Read the full text transcript (PDF) of the oral history with Sean Swezey.
As an entomologist and integrated pest management specialist, Sean Swezey has held a variety of demanding and influential posts. He has served as associate director of the Center for Agroecology and Sustainable Food Systems (CASFS) at UC Santa Cruz and director of the Davis-based University of California Sustainable Agriculture Research and Education Program (UC SAREP). He has held research and teaching appointments at UC Berkeley, Cornell University, and UC Santa Cruz. He has also worked as a consulting entomologist in Central and South America with the Organization of American States and with the Food and Agriculture Organization.

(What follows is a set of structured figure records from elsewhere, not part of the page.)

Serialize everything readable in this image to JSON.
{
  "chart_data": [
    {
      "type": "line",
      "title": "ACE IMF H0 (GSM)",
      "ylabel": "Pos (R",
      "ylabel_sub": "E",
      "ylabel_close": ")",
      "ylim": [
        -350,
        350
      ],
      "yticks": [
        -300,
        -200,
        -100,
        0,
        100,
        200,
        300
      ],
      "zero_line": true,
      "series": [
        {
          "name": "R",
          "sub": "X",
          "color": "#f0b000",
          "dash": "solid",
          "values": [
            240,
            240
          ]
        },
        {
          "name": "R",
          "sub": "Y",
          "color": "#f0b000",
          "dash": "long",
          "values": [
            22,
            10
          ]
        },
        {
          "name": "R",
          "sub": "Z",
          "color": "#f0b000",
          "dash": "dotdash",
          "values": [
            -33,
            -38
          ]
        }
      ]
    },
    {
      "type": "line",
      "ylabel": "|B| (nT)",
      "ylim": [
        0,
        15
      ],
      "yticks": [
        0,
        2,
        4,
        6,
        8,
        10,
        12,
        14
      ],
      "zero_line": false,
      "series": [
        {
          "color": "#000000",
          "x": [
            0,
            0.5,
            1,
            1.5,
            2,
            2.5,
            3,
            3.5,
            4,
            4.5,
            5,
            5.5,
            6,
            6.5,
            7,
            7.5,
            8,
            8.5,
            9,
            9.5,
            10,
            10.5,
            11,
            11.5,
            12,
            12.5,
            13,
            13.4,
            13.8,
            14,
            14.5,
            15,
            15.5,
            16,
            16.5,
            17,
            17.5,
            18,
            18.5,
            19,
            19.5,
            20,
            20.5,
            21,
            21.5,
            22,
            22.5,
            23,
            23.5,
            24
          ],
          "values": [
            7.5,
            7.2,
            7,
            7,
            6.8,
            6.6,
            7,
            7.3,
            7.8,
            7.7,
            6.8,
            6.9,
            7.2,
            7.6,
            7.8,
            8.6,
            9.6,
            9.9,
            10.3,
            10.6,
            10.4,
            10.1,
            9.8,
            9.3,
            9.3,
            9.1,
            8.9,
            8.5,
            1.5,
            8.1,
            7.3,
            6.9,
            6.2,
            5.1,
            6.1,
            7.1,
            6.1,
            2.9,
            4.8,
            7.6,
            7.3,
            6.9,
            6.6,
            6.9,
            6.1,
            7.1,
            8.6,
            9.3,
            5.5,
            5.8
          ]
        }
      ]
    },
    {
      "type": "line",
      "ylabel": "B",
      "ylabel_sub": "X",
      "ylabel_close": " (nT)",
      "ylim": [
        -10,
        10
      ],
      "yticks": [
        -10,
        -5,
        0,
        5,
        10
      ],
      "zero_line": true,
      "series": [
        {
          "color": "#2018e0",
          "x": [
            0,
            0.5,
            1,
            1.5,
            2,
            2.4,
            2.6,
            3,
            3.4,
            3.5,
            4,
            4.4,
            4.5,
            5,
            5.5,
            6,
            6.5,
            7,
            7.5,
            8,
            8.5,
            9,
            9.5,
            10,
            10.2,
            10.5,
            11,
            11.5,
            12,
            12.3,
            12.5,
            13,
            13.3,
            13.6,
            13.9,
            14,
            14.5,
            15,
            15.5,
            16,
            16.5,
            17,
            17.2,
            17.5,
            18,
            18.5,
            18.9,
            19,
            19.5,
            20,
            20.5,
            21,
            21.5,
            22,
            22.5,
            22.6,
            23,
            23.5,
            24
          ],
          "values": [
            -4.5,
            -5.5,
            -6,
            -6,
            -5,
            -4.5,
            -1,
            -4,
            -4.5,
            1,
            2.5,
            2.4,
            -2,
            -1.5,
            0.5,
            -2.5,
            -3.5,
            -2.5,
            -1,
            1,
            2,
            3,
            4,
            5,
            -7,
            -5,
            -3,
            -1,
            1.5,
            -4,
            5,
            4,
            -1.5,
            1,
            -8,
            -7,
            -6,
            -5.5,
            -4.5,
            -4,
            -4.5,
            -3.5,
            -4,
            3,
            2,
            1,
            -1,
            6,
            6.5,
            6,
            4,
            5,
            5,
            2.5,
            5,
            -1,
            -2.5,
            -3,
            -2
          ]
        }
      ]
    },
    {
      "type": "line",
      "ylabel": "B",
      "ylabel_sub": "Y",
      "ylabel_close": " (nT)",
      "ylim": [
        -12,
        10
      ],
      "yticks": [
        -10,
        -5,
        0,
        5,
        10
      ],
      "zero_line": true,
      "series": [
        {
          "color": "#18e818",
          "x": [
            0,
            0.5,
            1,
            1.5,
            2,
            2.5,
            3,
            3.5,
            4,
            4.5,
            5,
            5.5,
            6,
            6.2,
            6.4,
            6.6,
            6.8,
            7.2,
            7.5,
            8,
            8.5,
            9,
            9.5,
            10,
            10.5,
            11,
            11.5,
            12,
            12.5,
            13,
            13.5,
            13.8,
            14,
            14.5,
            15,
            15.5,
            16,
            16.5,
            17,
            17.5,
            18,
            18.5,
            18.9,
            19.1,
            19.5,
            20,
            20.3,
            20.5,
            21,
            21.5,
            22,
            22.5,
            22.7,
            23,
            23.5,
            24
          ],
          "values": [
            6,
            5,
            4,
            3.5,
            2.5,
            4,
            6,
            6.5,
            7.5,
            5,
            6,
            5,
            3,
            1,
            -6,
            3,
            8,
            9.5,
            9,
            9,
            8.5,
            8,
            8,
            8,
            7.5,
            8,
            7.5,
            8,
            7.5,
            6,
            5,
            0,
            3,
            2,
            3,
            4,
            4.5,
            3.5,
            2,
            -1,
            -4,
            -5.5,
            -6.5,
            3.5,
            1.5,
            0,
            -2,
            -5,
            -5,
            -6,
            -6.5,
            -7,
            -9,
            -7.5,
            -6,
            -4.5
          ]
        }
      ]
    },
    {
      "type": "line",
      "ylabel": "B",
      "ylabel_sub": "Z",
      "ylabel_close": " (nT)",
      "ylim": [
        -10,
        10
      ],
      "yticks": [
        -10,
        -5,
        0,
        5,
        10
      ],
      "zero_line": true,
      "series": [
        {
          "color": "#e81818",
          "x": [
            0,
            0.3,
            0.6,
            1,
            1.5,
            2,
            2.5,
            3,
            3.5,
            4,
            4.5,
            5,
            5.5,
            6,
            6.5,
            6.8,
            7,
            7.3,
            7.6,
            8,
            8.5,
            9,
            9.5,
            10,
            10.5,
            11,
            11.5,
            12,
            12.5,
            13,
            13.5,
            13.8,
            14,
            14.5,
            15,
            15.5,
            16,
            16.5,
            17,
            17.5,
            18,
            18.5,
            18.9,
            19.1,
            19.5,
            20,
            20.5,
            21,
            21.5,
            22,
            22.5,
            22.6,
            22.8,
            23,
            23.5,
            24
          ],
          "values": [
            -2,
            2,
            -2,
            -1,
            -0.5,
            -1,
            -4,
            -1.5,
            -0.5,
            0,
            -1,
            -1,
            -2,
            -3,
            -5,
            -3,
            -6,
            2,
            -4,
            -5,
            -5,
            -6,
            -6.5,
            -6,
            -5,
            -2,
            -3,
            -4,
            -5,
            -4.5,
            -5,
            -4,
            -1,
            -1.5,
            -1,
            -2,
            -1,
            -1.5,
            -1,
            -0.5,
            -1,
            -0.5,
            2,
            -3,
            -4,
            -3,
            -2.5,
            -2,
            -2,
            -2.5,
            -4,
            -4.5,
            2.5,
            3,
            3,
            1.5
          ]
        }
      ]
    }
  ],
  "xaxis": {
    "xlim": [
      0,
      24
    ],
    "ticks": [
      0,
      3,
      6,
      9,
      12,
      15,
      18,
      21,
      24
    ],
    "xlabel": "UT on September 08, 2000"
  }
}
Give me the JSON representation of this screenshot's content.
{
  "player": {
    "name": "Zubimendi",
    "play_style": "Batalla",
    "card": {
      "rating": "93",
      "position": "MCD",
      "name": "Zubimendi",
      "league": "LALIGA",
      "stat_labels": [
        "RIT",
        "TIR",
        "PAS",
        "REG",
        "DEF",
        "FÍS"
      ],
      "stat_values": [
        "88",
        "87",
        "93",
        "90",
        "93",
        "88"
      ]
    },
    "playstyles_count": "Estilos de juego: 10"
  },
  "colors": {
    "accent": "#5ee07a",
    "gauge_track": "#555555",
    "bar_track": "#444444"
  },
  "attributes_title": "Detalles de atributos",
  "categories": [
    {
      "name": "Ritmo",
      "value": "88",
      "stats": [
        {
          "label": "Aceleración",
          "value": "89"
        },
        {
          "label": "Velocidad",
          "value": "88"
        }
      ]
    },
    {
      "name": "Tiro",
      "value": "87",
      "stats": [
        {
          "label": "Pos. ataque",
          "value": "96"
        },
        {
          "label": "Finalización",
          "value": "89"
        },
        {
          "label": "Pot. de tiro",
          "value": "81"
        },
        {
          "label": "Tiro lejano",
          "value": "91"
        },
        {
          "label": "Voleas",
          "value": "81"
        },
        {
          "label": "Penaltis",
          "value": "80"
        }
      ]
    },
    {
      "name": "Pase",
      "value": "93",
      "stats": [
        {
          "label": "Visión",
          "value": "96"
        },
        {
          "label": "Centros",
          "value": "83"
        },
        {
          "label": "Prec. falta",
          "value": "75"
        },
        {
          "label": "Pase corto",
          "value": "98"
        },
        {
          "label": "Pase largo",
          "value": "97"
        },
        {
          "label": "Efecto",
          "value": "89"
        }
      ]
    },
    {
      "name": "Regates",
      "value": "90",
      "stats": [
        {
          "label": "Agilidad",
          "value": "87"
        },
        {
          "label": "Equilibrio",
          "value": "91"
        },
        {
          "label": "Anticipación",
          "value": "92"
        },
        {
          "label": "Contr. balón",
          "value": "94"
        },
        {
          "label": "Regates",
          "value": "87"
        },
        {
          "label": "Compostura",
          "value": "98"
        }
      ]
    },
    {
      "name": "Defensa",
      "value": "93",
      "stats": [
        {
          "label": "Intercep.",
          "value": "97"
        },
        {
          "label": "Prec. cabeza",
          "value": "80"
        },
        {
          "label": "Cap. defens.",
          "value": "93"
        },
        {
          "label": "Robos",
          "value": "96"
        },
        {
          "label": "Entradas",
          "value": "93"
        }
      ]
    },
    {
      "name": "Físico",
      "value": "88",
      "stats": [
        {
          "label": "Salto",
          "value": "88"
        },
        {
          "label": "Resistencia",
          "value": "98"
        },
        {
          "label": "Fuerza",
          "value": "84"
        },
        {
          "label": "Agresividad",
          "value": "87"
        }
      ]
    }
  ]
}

Swezey has helped pioneer organic growing techniques for several important California crops, successfully challenging entrenched assumptions about the inevitability of chemical-intensive production. He wrote and edited a University of California organic apple production manual—the first such manual for any organic commodity. He has advised a series of California Secretaries of Agriculture on the implementation and enforcement of the California Organic Foods Act of 1990. With UCSC agroecology professor Steve Gliessman, he helped establish one of the first organic farm advising services based at a university. In 2000, the Organic Farming Research Foundation’s (OFRF) Third Biennial National Organic Farmers’ Survey identified Swezey as the most frequently cited “Favorite University Researcher for organic production information.”
In this interview, conducted by Sarah Rabkin on November 24, 2008, at UCSC’s Program In Community and Agroecology, Sean Swezey discussed his training in biological pest control at UC Berkeley; his international advising; his research with transitional and organic apple, strawberry, artichoke, and cotton crops; his administrative work with UC SAREP; his collaborative work with farmers, and his university teaching.
After the recorded interview had concluded, Swezey shared his view of California’s Central Coast as a remarkable seedbed for the development and promotion of organic agriculture, saying, “I can’t think of a place that had as many thinkers, doers, and dreamers as Santa Cruz County. This was such a center. And [it’s not just] Santa Cruz County; there was Monterey… This is a fairly unique confluence. We had markets; we had the most accomplished commodity people—super-talented, visionary scientists and growers.”